Jan-Lennard Struff (ATP 41) hat es verpasst, nach den Turnieren von Stuttgart und Auckland ein drittes Mal in dieser Saison in das Halbfinale eines ATP-Turniers einzuziehen. Im Viertelfinale von Basel unterlag er dem Australier Alex De Minaur (ATP 28) mit 4:6, 6:7.  
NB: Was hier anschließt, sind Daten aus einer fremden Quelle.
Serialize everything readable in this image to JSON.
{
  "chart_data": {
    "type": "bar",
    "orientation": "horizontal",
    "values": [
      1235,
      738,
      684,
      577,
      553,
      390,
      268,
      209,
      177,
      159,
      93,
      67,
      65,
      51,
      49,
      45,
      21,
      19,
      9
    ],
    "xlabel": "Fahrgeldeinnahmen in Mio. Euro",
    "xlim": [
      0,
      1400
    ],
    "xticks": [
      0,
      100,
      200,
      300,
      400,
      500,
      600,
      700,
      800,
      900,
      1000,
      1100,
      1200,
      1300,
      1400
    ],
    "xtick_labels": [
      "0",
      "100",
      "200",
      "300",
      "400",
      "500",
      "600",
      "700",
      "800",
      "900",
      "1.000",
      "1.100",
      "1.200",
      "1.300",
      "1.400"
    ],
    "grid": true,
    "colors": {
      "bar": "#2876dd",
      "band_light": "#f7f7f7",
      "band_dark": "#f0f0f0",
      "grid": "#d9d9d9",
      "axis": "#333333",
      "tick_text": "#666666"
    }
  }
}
Das Duell zweier gegensätzlicher Spielertypen

Dem Publikum in Basel wurde heute in den ersten beiden auszuspielenden Viertelfinal-Partien jeweils der Klassiker unter den Aufeinandertreffen unterschiedlicher Spielertypen geboten. Sowohl bei Opelka gegen Bautista Agut als auch im Vergleich zwischen Struff und De Minaur spielte ein starker Aufschläger gegen einen Kontrahenten mit den Stärken bei Return, Beweglichkeit und Schlagsicherheit.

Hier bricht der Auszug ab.